Я сожалею только о том, что вернулась домой. Не думаю, что есть какой-то способ объяснить это, чтобы тебе стало легче, но я постараюсь. Видишь ли, я никогда не была свободной. Ни одного дня в своей жизни. Я всегда шла на поводу желаний и потребностей тех, кто меня окружает. Моя уверенность в себе всегда была маской, которую я демонстрировала обществу. А успех, которого я добилась как тренер по вопросам саморазвития, стал результатом того, как убедительно я всех обманывала. Временами, даже саму себя.
Но я никогда не следовала своим собственным желаниям. Я никогда не делала того, чего хотела. Это всегда было тем, чего хотели вы. Или чего хотело общество. Или чего хотел колледж. Или тем, чего хотел любой, кто не был мной и вошел в мою жизнь. Я едва не попалась на эту удочку снова. Я едва не сделала то, чего хотели все вы.
Я почти начала принимать свои таблетки, как хорошая маленькая девочка, переживающая посттравматический синдром и собирающая кусочки своего мира, чтобы все могли сказать, какая я храбрая и хорошая.

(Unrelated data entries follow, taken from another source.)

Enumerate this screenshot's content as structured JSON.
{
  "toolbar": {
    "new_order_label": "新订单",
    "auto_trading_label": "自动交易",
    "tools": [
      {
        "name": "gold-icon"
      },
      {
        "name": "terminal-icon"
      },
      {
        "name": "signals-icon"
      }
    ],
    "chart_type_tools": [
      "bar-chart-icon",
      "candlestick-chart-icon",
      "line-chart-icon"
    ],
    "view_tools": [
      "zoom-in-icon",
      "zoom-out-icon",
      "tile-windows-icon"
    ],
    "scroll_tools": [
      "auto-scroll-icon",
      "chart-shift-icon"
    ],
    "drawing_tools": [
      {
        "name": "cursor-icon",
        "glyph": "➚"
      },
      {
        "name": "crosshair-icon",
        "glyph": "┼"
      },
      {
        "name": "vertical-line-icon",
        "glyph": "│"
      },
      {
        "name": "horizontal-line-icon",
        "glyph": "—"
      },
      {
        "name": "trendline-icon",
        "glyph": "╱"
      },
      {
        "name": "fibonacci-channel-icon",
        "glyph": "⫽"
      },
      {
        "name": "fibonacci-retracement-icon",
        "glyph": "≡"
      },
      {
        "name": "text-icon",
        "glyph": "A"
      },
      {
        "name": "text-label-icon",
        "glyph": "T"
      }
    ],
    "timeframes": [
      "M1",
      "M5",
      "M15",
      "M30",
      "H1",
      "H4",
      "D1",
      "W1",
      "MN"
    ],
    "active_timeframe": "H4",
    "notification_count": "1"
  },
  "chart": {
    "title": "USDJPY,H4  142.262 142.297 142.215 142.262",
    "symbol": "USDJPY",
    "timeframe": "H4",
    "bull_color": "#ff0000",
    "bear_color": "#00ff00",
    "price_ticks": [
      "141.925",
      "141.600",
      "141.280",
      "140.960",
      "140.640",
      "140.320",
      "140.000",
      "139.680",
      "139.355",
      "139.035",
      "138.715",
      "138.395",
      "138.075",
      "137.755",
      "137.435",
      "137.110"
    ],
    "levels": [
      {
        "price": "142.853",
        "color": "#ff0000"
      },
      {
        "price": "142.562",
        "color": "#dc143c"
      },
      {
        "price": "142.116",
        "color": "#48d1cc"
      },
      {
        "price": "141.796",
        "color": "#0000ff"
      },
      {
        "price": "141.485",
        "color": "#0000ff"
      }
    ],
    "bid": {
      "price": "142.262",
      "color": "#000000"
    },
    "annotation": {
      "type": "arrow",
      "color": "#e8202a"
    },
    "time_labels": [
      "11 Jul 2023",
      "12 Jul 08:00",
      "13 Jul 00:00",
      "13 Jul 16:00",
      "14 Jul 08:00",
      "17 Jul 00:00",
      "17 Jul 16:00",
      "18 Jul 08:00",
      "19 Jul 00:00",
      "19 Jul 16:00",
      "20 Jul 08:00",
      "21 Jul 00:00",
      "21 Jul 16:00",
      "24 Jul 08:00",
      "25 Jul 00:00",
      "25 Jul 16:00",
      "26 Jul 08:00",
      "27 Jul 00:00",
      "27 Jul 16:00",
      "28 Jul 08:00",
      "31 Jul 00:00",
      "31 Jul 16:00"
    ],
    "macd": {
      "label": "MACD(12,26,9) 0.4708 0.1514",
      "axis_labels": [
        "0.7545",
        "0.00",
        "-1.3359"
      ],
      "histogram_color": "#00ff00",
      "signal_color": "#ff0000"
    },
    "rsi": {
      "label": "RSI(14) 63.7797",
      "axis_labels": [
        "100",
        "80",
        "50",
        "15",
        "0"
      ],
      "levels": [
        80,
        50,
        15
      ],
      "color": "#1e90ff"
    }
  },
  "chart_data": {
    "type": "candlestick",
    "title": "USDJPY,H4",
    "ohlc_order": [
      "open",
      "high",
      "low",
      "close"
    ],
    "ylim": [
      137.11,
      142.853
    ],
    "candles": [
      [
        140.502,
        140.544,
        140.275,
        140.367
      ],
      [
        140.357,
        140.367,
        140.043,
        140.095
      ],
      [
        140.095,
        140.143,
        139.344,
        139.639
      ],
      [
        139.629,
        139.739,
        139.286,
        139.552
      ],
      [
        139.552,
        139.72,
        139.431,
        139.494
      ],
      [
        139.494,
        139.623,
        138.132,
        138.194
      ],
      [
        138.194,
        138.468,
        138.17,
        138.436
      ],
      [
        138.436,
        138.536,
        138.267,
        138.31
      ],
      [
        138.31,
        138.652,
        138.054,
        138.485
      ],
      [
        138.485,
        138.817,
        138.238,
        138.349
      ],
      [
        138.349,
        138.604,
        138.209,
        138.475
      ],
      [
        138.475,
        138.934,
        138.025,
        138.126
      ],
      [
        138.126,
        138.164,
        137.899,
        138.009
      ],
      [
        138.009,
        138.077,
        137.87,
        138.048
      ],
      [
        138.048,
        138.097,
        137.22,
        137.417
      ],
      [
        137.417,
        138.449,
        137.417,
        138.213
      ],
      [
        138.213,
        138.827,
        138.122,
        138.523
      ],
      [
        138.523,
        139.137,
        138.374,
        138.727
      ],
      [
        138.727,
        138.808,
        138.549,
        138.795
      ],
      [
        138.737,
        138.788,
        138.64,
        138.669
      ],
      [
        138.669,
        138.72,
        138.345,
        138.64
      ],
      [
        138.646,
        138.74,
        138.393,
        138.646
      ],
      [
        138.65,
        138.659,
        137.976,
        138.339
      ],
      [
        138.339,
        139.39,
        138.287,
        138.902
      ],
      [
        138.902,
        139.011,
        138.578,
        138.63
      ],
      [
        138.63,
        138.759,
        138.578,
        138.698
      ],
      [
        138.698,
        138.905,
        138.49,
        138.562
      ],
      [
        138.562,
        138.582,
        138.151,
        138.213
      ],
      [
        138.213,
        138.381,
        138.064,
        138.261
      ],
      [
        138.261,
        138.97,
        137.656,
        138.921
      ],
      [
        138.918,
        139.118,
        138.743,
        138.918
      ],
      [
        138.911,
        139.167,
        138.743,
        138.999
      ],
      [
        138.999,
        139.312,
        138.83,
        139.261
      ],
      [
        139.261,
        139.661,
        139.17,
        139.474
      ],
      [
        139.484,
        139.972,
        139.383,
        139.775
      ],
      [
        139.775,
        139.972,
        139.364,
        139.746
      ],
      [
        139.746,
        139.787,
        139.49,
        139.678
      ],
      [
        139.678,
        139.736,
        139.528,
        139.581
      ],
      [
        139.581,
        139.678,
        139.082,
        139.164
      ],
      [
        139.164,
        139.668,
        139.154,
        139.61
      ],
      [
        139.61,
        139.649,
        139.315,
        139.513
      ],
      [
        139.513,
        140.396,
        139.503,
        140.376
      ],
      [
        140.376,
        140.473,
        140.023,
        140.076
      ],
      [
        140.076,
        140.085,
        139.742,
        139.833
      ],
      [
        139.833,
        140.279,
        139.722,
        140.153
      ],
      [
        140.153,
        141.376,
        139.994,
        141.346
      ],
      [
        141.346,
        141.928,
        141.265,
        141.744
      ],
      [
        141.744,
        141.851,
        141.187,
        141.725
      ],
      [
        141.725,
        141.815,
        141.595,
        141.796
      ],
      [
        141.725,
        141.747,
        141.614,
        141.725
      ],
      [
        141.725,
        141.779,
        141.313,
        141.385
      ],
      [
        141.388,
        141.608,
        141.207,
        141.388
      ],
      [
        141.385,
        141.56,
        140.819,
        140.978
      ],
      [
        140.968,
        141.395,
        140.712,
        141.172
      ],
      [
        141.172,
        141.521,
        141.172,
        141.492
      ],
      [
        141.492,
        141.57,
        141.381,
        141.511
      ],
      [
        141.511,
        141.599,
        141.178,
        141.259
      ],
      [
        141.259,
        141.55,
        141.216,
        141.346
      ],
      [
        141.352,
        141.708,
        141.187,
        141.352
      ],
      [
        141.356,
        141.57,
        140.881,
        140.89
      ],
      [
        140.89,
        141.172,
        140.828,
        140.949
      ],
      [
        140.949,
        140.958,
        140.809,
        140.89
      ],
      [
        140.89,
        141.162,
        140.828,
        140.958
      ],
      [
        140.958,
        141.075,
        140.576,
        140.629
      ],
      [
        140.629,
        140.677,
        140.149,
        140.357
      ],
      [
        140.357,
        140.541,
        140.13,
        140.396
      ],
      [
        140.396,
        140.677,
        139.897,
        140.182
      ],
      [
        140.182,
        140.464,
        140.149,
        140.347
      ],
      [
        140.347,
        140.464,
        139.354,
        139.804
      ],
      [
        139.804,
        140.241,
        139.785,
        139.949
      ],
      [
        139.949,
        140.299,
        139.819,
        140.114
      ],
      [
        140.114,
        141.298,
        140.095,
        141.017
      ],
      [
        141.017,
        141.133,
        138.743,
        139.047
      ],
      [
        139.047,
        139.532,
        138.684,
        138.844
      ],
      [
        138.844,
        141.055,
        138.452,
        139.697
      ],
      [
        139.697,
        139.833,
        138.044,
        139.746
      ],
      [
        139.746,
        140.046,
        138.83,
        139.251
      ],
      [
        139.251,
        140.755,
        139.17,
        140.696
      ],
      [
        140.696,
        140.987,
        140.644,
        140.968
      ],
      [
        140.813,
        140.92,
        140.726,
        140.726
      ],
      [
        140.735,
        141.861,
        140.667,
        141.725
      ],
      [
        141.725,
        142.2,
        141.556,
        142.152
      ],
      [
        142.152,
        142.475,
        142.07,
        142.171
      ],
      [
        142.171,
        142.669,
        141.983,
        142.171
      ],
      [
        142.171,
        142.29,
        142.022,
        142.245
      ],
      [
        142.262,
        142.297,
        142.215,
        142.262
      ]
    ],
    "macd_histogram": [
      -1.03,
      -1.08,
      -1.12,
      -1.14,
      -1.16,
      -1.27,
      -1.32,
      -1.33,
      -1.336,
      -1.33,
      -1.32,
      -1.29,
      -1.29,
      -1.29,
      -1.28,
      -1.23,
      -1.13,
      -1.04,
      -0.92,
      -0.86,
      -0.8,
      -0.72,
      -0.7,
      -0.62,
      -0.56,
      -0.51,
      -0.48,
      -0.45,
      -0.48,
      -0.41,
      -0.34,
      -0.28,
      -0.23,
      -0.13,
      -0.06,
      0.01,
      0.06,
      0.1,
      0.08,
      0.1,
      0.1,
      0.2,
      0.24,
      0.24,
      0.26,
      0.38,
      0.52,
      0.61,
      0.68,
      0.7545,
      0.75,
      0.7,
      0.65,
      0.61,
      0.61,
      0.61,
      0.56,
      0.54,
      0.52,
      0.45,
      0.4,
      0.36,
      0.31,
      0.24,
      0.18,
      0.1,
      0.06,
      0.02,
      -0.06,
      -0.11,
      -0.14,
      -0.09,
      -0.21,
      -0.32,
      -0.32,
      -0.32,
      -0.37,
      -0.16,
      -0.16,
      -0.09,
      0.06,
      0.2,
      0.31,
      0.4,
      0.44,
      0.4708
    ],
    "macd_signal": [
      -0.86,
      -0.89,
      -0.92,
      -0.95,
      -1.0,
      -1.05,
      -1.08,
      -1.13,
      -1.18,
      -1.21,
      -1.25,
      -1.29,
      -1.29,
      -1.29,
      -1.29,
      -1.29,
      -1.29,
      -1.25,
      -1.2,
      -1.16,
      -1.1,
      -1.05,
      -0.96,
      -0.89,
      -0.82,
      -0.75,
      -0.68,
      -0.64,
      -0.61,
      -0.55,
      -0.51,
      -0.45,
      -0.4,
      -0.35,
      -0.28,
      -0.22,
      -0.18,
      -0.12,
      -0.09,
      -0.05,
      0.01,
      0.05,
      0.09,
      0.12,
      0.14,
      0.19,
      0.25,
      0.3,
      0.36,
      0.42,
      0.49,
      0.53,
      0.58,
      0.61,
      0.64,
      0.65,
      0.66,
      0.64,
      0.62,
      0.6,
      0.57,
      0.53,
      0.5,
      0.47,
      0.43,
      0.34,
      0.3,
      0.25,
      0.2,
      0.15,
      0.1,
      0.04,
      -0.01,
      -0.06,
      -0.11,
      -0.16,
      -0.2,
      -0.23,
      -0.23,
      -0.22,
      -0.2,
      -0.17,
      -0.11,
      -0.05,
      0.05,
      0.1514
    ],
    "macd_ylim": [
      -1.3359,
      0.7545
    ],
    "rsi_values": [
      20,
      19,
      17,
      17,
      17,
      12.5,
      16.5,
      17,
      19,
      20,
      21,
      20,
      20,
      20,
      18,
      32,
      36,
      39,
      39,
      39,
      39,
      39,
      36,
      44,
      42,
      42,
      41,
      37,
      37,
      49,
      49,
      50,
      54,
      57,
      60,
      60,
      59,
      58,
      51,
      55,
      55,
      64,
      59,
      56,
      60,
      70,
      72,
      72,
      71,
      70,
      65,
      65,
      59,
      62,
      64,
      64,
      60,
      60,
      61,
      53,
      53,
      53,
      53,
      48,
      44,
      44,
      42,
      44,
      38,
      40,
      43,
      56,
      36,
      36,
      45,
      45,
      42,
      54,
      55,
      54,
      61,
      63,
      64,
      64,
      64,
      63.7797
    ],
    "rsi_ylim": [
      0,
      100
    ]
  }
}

Почти. Но я не смогла.
Сейчас, когда я пишу это письмо, мне трудно понять, делаю ли я это из-за того, что стала сильной или наоборот, потому что я такая слабая... Единственное, что я могу сказать точно - я впервые действую добровольно. Да, я знаю, что это трудно принять. Если бы этот монстр не забрал меня, то я бы так не считала, верно?
Вероятно, ты веришь в то, что он сломал меня и заставил проникнуться к нему симпатией, и теперь я не могу от нее избавиться. Возможно. Но я свободна уже месяц, и это точно не похоже на свободу, просто клетка побольше.
Не понимаю, как притворство, что я свободна, должно было помочь что-то решить. Я не хотела оставлять его. Я знаю. Стокгольмский синдром. Бла, бла, бла. Я знаю. Я знаю, что это правда, но я не была готова к тому, что это будет значить для меня. Видишь ли, я не чувствую себя сумасшедшей. Поэтому мне интересно, кто придумал эти дурацкие ярлыки. Кто?
Должна ли я быть вменяемой, но несчастной в мире, который кто-то придумал или я должна считаться сумасшедшей, чтобы стать по-своему свободной?